Quimbara in B
Quimbara in B
Junior Cepeda compuso 'Quimbara' y Celia Cruz la grabó en 1974 con Johnny Pacheco para el álbum 'Celia y Johnny'. Es una de las canciones de guaracha más celebradas de la historia de la salsa: el coro '¡Quimbara, quimbara, quimba quimba bá!' — tomado del lenguaje ritual afrocubano — es un llamado de pura energía. Celia lo cantaba con tal potencia que se convirtió en símbolo de todo lo que la salsa representa.
Quimbara in B
B major mixes barre and open elements. The B chord itself is a barre at fret 2, but E and A are comfortable open chords forming the IV and V. The open B string rings as the root, allowing creative drone-based arrangements.
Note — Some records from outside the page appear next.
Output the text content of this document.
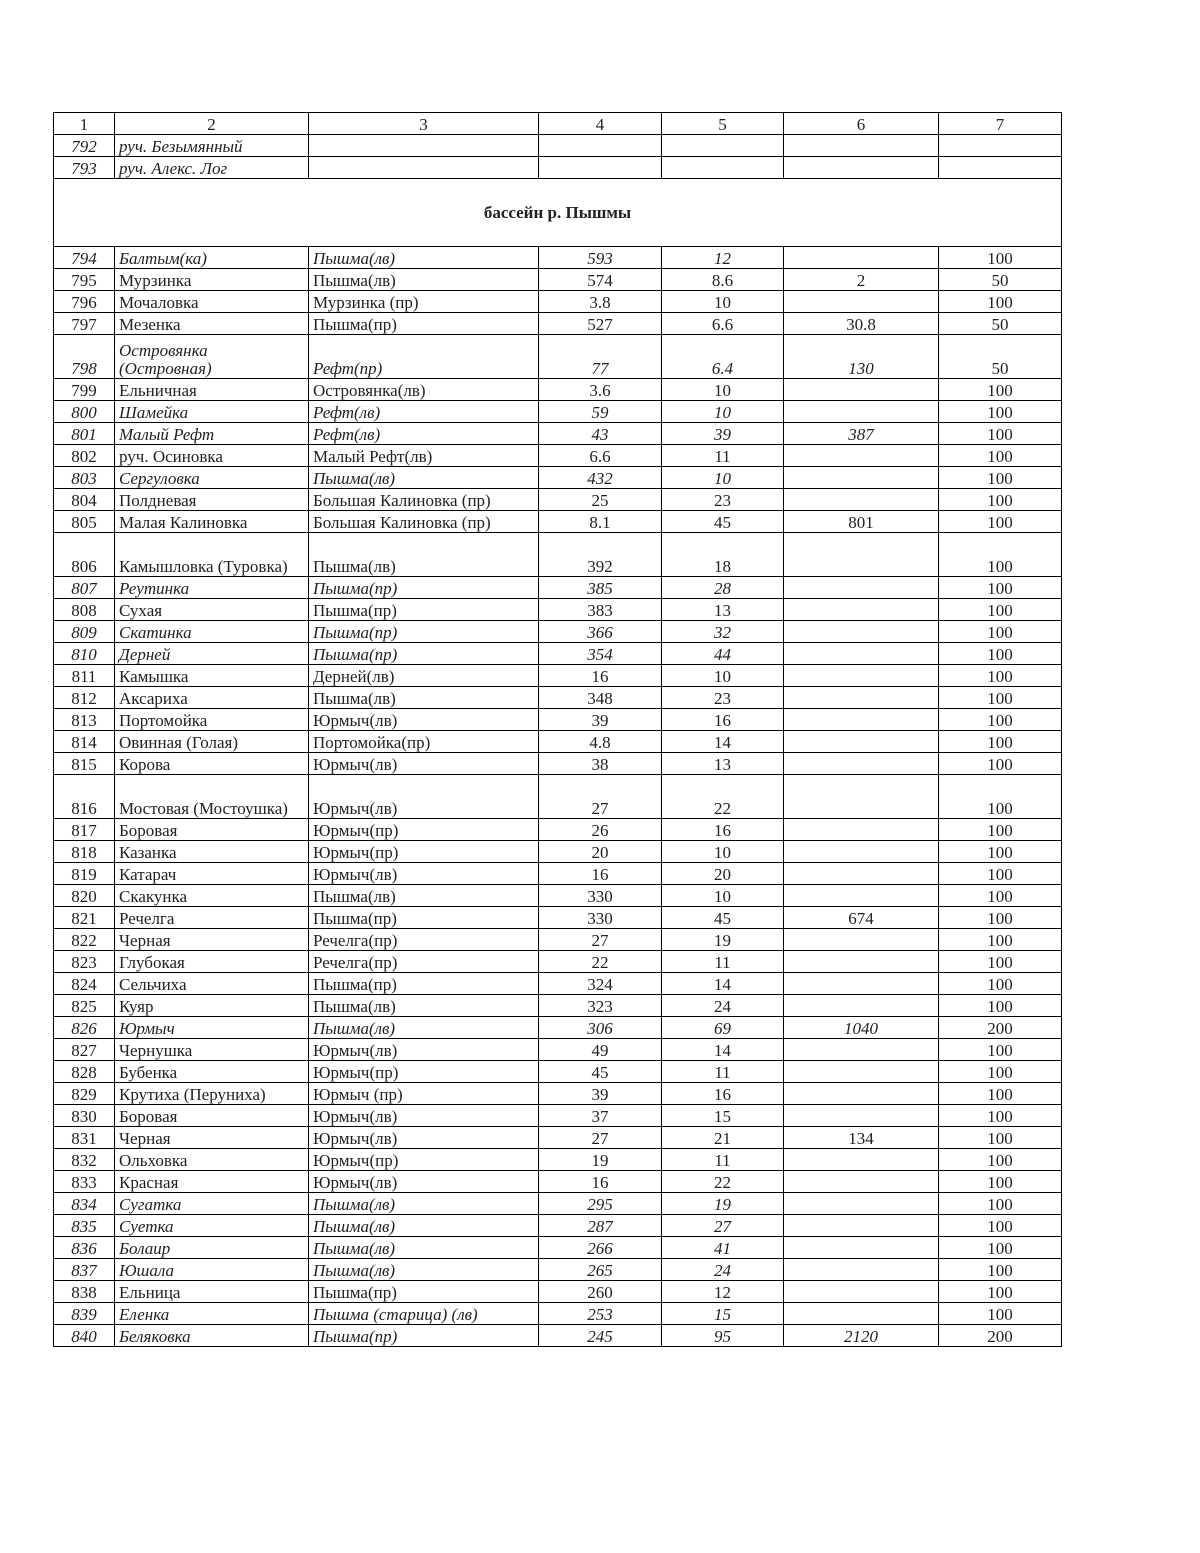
1	2	3	4	5	6	7
792	руч. Безымянный					
793	руч. Алекс. Лог					
бассейн р. Пышмы						
794	Балтым(ка)	Пышма(лв)	593	12		100
795	Мурзинка	Пышма(лв)	574	8.6	2	50
796	Мочаловка	Мурзинка (пр)	3.8	10		100
797	Мезенка	Пышма(пр)	527	6.6	30.8	50
798	Островянка (Островная)	Рефт(пр)	77	6.4	130	50
799	Ельничная	Островянка(лв)	3.6	10		100
800	Шамейка	Рефт(лв)	59	10		100
801	Малый Рефт	Рефт(лв)	43	39	387	100
802	руч. Осиновка	Малый Рефт(лв)	6.6	11		100
803	Сергуловка	Пышма(лв)	432	10		100
804	Полдневая	Большая Калиновка (пр)	25	23		100
805	Малая Калиновка	Большая Калиновка (пр)	8.1	45	801	100
806	Камышловка (Туровка)	Пышма(лв)	392	18		100
807	Реутинка	Пышма(пр)	385	28		100
808	Сухая	Пышма(пр)	383	13		100
809	Скатинка	Пышма(пр)	366	32		100
810	Дерней	Пышма(пр)	354	44		100
811	Камышка	Дерней(лв)	16	10		100
812	Аксариха	Пышма(лв)	348	23		100
813	Портомойка	Юрмыч(лв)	39	16		100
814	Овинная (Голая)	Портомойка(пр)	4.8	14		100
815	Корова	Юрмыч(лв)	38	13		100
816	Мостовая (Мостоушка)	Юрмыч(лв)	27	22		100
817	Боровая	Юрмыч(пр)	26	16		100
818	Казанка	Юрмыч(пр)	20	10		100
819	Катарач	Юрмыч(лв)	16	20		100
820	Скакунка	Пышма(лв)	330	10		100
821	Речелга	Пышма(пр)	330	45	674	100
822	Черная	Речелга(пр)	27	19		100
823	Глубокая	Речелга(пр)	22	11		100
824	Сельчиха	Пышма(пр)	324	14		100
825	Куяр	Пышма(лв)	323	24		100
826	Юрмыч	Пышма(лв)	306	69	1040	200
827	Чернушка	Юрмыч(лв)	49	14		100
828	Бубенка	Юрмыч(пр)	45	11		100
829	Крутиха (Перуниха)	Юрмыч (пр)	39	16		100
830	Боровая	Юрмыч(лв)	37	15		100
831	Черная	Юрмыч(лв)	27	21	134	100
832	Ольховка	Юрмыч(пр)	19	11		100
833	Красная	Юрмыч(лв)	16	22		100
834	Сугатка	Пышма(лв)	295	19		100
835	Суетка	Пышма(лв)	287	27		100
836	Болаир	Пышма(лв)	266	41		100
837	Юшала	Пышма(лв)	265	24		100
838	Ельница	Пышма(пр)	260	12		100
839	Еленка	Пышма (старица) (лв)	253	15		100
840	Беляковка	Пышма(пр)	245	95	2120	200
B is a intermediate-level key on guitar because the open B string rings as the root and the open E strings provide the 4th — useful for sus4 voicings and drone effects. This key mixes open and barre shapes, making it a good intermediate challenge that builds fretboard fluency.
Voice Leading
The bass line moves through B to F# (descending perfect fourth), F# to E (descending whole step), E to G# (ascending major third), G# to C# (ascending perfect fourth). The root motion by larger intervals (fourths and fifths) gives each chord change a strong, decisive character. When the progression loops, the bass returns from C# to B by whole step.
Scales for Improvisation
B major pentatonic works because every note is either a chord tone or a safe passing tone — there are no avoid notes. For soloing, this means you can play freely without clashing. Over dominant seventh chords, B Mixolydian adds the flat seventh for an authentic blues-rock edge.